Samuel Shapiro, who presided over Maine’s delegates, read a statement calling for Election Day registration, a paper trail for ballots and early voting provisions – all already adopted in Maine.
The electors also called for a clean election system similar to Maine’s that allows public funding for candidates.
The electors – Shapiro, along with fellow Democratic activists Jill Duson and David Garrity of Portland and Lu Bauer of Standish – said they felt confident that their four tallies for Kerry represented the will of Maine’s 1.3 million residents.
“But our four electoral votes are held meaningless if our sister states cannot hold elections that are fair, accurate and verifiable,” Bauer said after the brief ceremony at the State House.
Mainers set a state record for voter turnout in the Nov. 2 election, drawn to the polls by a close presidential election, referendums on tax reform and bear hunting and a full slate of legislative candidates.
The Secretary of State’s Office said 73.8 percent of Maine’s voting-age population cast ballots in the election.
Official figures show Kerry won with 53.6 percent of the vote in Maine.

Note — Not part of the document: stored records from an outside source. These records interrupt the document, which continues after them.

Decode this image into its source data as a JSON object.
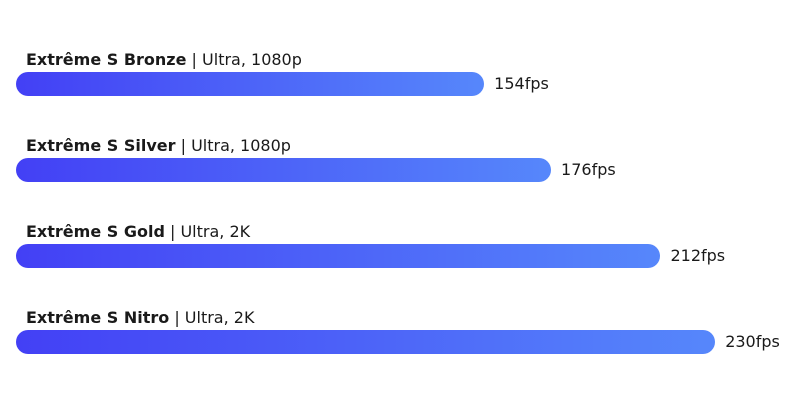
{
  "chart_data": {
    "type": "bar",
    "orientation": "horizontal",
    "title": "",
    "xlabel": "",
    "ylabel": "",
    "unit": "fps",
    "xlim": [
      0,
      240
    ],
    "categories": [
      "Extrême S Bronze",
      "Extrême S Silver",
      "Extrême S Gold",
      "Extrême S Nitro"
    ],
    "settings": [
      "Ultra, 1080p",
      "Ultra, 1080p",
      "Ultra, 2K",
      "Ultra, 2K"
    ],
    "values": [
      154,
      176,
      212,
      230
    ],
    "value_labels": [
      "154fps",
      "176fps",
      "212fps",
      "230fps"
    ],
    "bar_gradient": [
      "#4340f5",
      "#5687fb"
    ]
  }
}
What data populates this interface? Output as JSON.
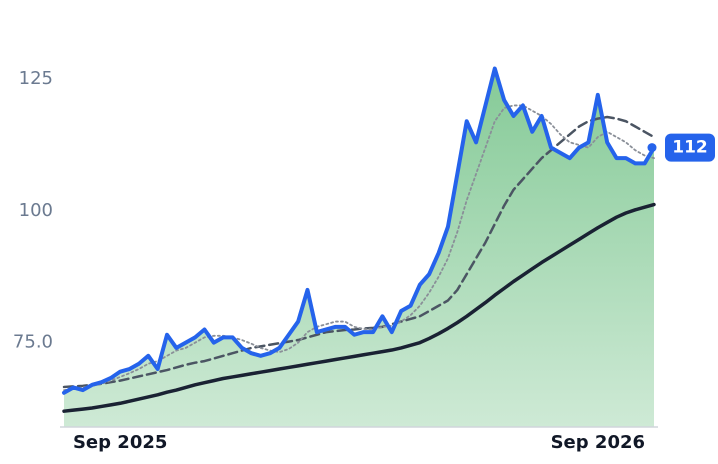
{
  "chart_data": {
    "type": "line",
    "categories": [
      null,
      null,
      null,
      null,
      null,
      null,
      "Sep 2025",
      null,
      null,
      null,
      null,
      null,
      null,
      null,
      null,
      null,
      null,
      null,
      null,
      null,
      null,
      null,
      null,
      null,
      null,
      null,
      null,
      null,
      null,
      null,
      null,
      null,
      null,
      null,
      null,
      null,
      null,
      null,
      null,
      null,
      null,
      null,
      null,
      null,
      null,
      null,
      null,
      null,
      null,
      null,
      null,
      null,
      null,
      null,
      null,
      null,
      null,
      "Sep 2026",
      null,
      null,
      null,
      null,
      null,
      null
    ],
    "series": [
      {
        "color": "#2563eb",
        "style": "solid",
        "width": 4,
        "area": "#5cb874",
        "values": [
          65.5,
          66.5,
          66,
          67,
          67.5,
          68.3,
          69.5,
          70,
          71,
          72.5,
          70,
          76.5,
          74,
          75,
          76,
          77.5,
          75,
          76,
          76,
          74,
          73,
          72.5,
          73,
          74,
          76.5,
          79,
          85,
          77,
          77.5,
          78,
          78,
          76.5,
          77,
          77,
          80,
          77,
          81,
          82,
          86,
          88,
          92,
          97,
          107,
          117,
          113,
          120,
          127,
          121,
          118,
          120,
          115,
          118,
          112,
          111,
          110,
          112,
          113,
          122,
          113,
          110,
          110,
          109,
          109,
          112
        ]
      },
      {
        "color": "#8a8f98",
        "style": "dotted",
        "width": 1.8,
        "values": [
          66,
          66.3,
          66.5,
          66.8,
          67.2,
          67.8,
          68.5,
          69.2,
          70,
          71,
          71.5,
          72.5,
          73.5,
          74,
          75,
          76,
          76.3,
          76.3,
          76,
          75.5,
          74.8,
          74,
          73.5,
          73.2,
          73.8,
          75,
          77,
          78,
          78.5,
          79,
          79,
          78,
          77.6,
          77.5,
          78,
          78.2,
          79,
          80.2,
          82,
          84.5,
          87.5,
          91,
          96,
          102,
          107,
          112,
          117,
          119.5,
          120,
          120,
          119,
          118,
          116.5,
          114.5,
          113,
          112.5,
          112,
          114,
          115,
          114,
          113,
          111.5,
          110.5,
          110
        ]
      },
      {
        "color": "#4b5563",
        "style": "dashed",
        "width": 2.5,
        "values": [
          66.6,
          66.7,
          66.8,
          67,
          67.2,
          67.5,
          67.8,
          68.2,
          68.6,
          69,
          69.4,
          69.8,
          70.3,
          70.8,
          71.2,
          71.5,
          72,
          72.5,
          73,
          73.5,
          74,
          74.3,
          74.6,
          74.9,
          75.2,
          75.5,
          76,
          76.5,
          77,
          77.2,
          77.4,
          77.5,
          77.7,
          77.8,
          78,
          78.5,
          79,
          79.5,
          80,
          81,
          82,
          83,
          85,
          88,
          91,
          94,
          97.5,
          101,
          104,
          106,
          108,
          110,
          111.5,
          113,
          114.5,
          116,
          117,
          117.5,
          117.8,
          117.5,
          117,
          116,
          115,
          114
        ]
      },
      {
        "color": "#1a2233",
        "style": "solid",
        "width": 3.5,
        "values": [
          62,
          62.2,
          62.4,
          62.6,
          62.9,
          63.2,
          63.5,
          63.9,
          64.3,
          64.7,
          65.1,
          65.6,
          66,
          66.5,
          67,
          67.4,
          67.8,
          68.2,
          68.5,
          68.8,
          69.1,
          69.4,
          69.7,
          70,
          70.3,
          70.6,
          70.9,
          71.2,
          71.5,
          71.8,
          72.1,
          72.4,
          72.7,
          73,
          73.3,
          73.6,
          74,
          74.5,
          75,
          75.8,
          76.7,
          77.7,
          78.8,
          80,
          81.3,
          82.6,
          84,
          85.3,
          86.6,
          87.8,
          89,
          90.2,
          91.3,
          92.4,
          93.5,
          94.6,
          95.7,
          96.8,
          97.8,
          98.8,
          99.6,
          100.2,
          100.7,
          101.2
        ]
      }
    ],
    "ylim": [
      59,
      140
    ],
    "yticks": [
      {
        "value": 75,
        "label": "75.0"
      },
      100,
      125
    ],
    "last_value_badge": true
  }
}
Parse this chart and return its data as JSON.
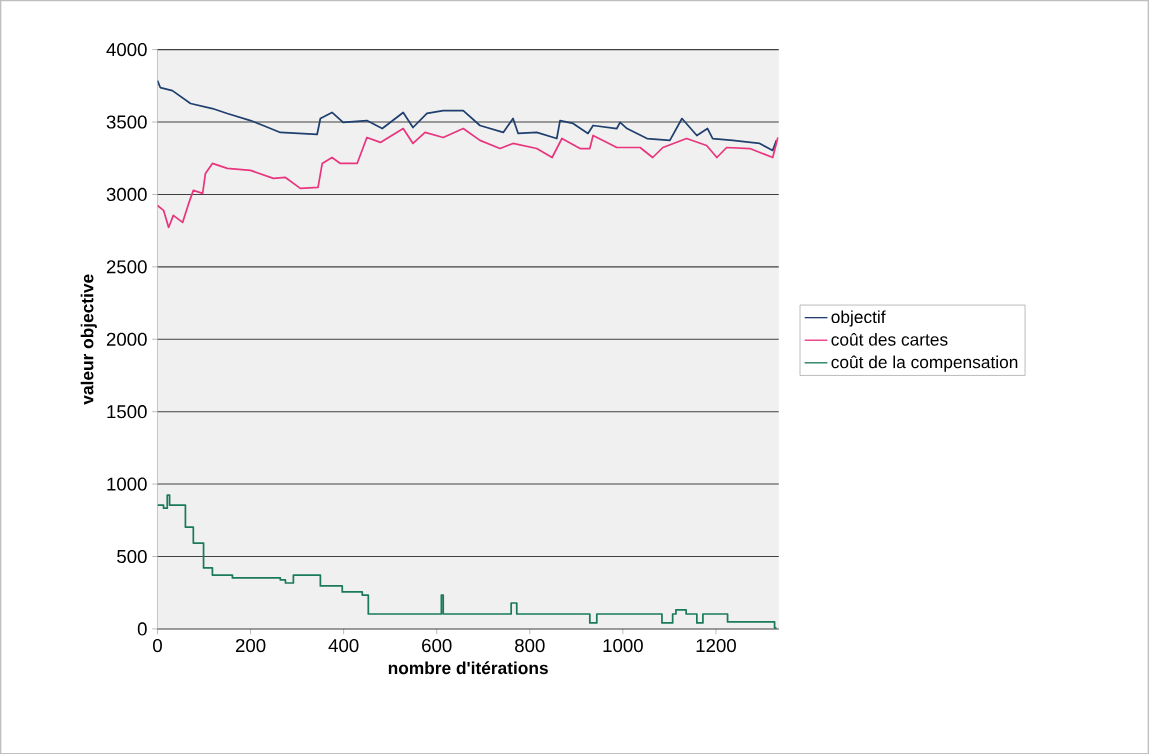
{
  "chart_data": {
    "type": "line",
    "xlabel": "nombre d'itérations",
    "ylabel": "valeur objective",
    "xlim": [
      0,
      1335
    ],
    "ylim": [
      0,
      4000
    ],
    "xticks": [
      0,
      200,
      400,
      600,
      800,
      1000,
      1200
    ],
    "yticks": [
      0,
      500,
      1000,
      1500,
      2000,
      2500,
      3000,
      3500,
      4000
    ],
    "grid": "y",
    "legend": "right",
    "series": [
      {
        "name": "objectif",
        "color": "#1f3f6e",
        "x": [
          0,
          6,
          32,
          71,
          118,
          150,
          200,
          227,
          264,
          343,
          350,
          375,
          399,
          450,
          483,
          528,
          549,
          579,
          614,
          657,
          693,
          743,
          764,
          775,
          815,
          858,
          865,
          893,
          925,
          936,
          987,
          994,
          1009,
          1052,
          1101,
          1127,
          1159,
          1182,
          1193,
          1236,
          1294,
          1322,
          1330
        ],
        "values": [
          3786,
          3738,
          3717,
          3628,
          3593,
          3559,
          3510,
          3476,
          3428,
          3414,
          3524,
          3566,
          3497,
          3510,
          3455,
          3566,
          3462,
          3559,
          3579,
          3579,
          3476,
          3428,
          3524,
          3421,
          3428,
          3386,
          3510,
          3490,
          3421,
          3476,
          3455,
          3497,
          3455,
          3386,
          3373,
          3524,
          3407,
          3455,
          3386,
          3373,
          3352,
          3304,
          3373
        ]
      },
      {
        "name": "coût des cartes",
        "color": "#e8367e",
        "x": [
          0,
          13,
          24,
          34,
          54,
          67,
          77,
          97,
          103,
          118,
          150,
          200,
          249,
          275,
          307,
          345,
          354,
          375,
          393,
          429,
          450,
          479,
          528,
          549,
          575,
          614,
          657,
          693,
          736,
          764,
          815,
          848,
          869,
          908,
          929,
          936,
          987,
          1037,
          1064,
          1086,
          1137,
          1180,
          1202,
          1223,
          1273,
          1322,
          1333
        ],
        "values": [
          2924,
          2890,
          2772,
          2855,
          2807,
          2938,
          3028,
          3007,
          3145,
          3214,
          3180,
          3166,
          3111,
          3117,
          3042,
          3048,
          3214,
          3255,
          3214,
          3214,
          3393,
          3359,
          3455,
          3352,
          3428,
          3393,
          3455,
          3373,
          3317,
          3352,
          3317,
          3255,
          3386,
          3317,
          3317,
          3407,
          3324,
          3324,
          3255,
          3324,
          3386,
          3338,
          3255,
          3324,
          3317,
          3255,
          3393
        ]
      },
      {
        "name": "coût de la compensation",
        "color": "#1a7a5a",
        "type": "step",
        "x": [
          0,
          13,
          21,
          26,
          60,
          77,
          99,
          118,
          161,
          264,
          275,
          292,
          350,
          397,
          440,
          453,
          610,
          614,
          760,
          772,
          929,
          944,
          1084,
          1107,
          1114,
          1136,
          1159,
          1172,
          1225,
          1326,
          1330
        ],
        "values": [
          855,
          834,
          924,
          855,
          703,
          593,
          421,
          372,
          352,
          338,
          317,
          372,
          297,
          255,
          234,
          103,
          234,
          103,
          179,
          103,
          41,
          103,
          41,
          103,
          131,
          103,
          41,
          103,
          48,
          7,
          7
        ]
      }
    ]
  }
}
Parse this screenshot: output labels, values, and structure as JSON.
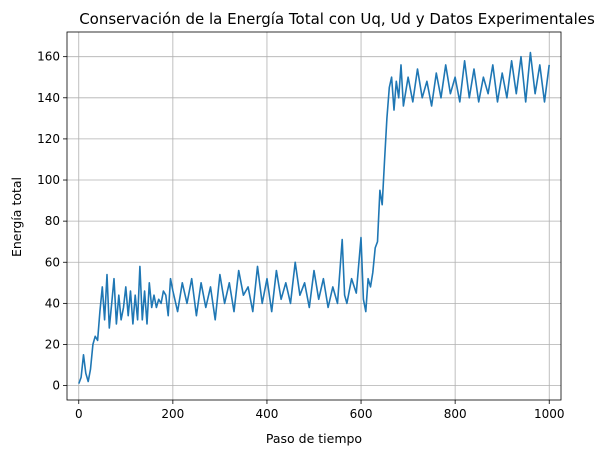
{
  "chart_data": {
    "type": "line",
    "title": "Conservación de la Energía Total con Uq, Ud y Datos Experimentales",
    "xlabel": "Paso de tiempo",
    "ylabel": "Energía total",
    "xlim": [
      -25,
      1025
    ],
    "ylim": [
      -7,
      172
    ],
    "xticks": [
      0,
      200,
      400,
      600,
      800,
      1000
    ],
    "yticks": [
      0,
      20,
      40,
      60,
      80,
      100,
      120,
      140,
      160
    ],
    "xtick_labels": [
      "0",
      "200",
      "400",
      "600",
      "800",
      "1000"
    ],
    "ytick_labels": [
      "0",
      "20",
      "40",
      "60",
      "80",
      "100",
      "120",
      "140",
      "160"
    ],
    "grid": true,
    "legend": "none",
    "colors": {
      "series": "#1f77b4",
      "grid": "#b0b0b0",
      "axes": "#000000"
    },
    "series": [
      {
        "x": [
          0,
          5,
          10,
          15,
          20,
          25,
          30,
          35,
          40,
          45,
          50,
          55,
          60,
          65,
          70,
          75,
          80,
          85,
          90,
          95,
          100,
          105,
          110,
          115,
          120,
          125,
          130,
          135,
          140,
          145,
          150,
          155,
          160,
          165,
          170,
          175,
          180,
          185,
          190,
          195,
          200,
          210,
          220,
          230,
          240,
          250,
          260,
          270,
          280,
          290,
          300,
          310,
          320,
          330,
          340,
          350,
          360,
          370,
          380,
          390,
          400,
          410,
          420,
          430,
          440,
          450,
          460,
          470,
          480,
          490,
          500,
          510,
          520,
          530,
          540,
          550,
          560,
          565,
          570,
          580,
          590,
          600,
          605,
          610,
          615,
          620,
          625,
          630,
          635,
          640,
          645,
          650,
          655,
          660,
          665,
          670,
          675,
          680,
          685,
          690,
          700,
          710,
          720,
          730,
          740,
          750,
          760,
          770,
          780,
          790,
          800,
          810,
          820,
          830,
          840,
          850,
          860,
          870,
          880,
          890,
          900,
          910,
          920,
          930,
          940,
          950,
          960,
          970,
          980,
          990,
          1000
        ],
        "y": [
          1,
          4,
          15,
          6,
          2,
          8,
          20,
          24,
          22,
          36,
          48,
          32,
          54,
          28,
          40,
          52,
          30,
          44,
          32,
          38,
          48,
          34,
          46,
          30,
          44,
          32,
          58,
          32,
          46,
          30,
          50,
          38,
          44,
          38,
          42,
          40,
          46,
          44,
          34,
          52,
          46,
          36,
          50,
          40,
          52,
          34,
          50,
          38,
          48,
          32,
          54,
          40,
          50,
          36,
          56,
          44,
          48,
          36,
          58,
          40,
          52,
          36,
          56,
          42,
          50,
          40,
          60,
          44,
          50,
          38,
          56,
          42,
          52,
          38,
          48,
          40,
          71,
          44,
          40,
          52,
          45,
          72,
          42,
          36,
          52,
          48,
          55,
          67,
          70,
          95,
          88,
          110,
          130,
          145,
          150,
          134,
          148,
          140,
          156,
          136,
          150,
          138,
          154,
          140,
          148,
          136,
          152,
          140,
          156,
          142,
          150,
          138,
          158,
          140,
          154,
          138,
          150,
          142,
          156,
          138,
          152,
          140,
          158,
          142,
          160,
          138,
          162,
          142,
          156,
          138,
          156
        ]
      }
    ]
  }
}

The final numbers show the Massachusetts Democrat beat President Bush in the Nov. 2 election in Maine by 66,641 votes.
All four electoral votes went for Kerry since both congressional districts favored Kerry. Maine and Nebraska are the only two states that split their electoral votes by congressional districts.
Before the electors voted, Common Cause Maine, the Maine Citizen Leadership Fund and the Maine AFL-CIO held a State House news conference to call for similar reforms that were promoted by the electors themselves.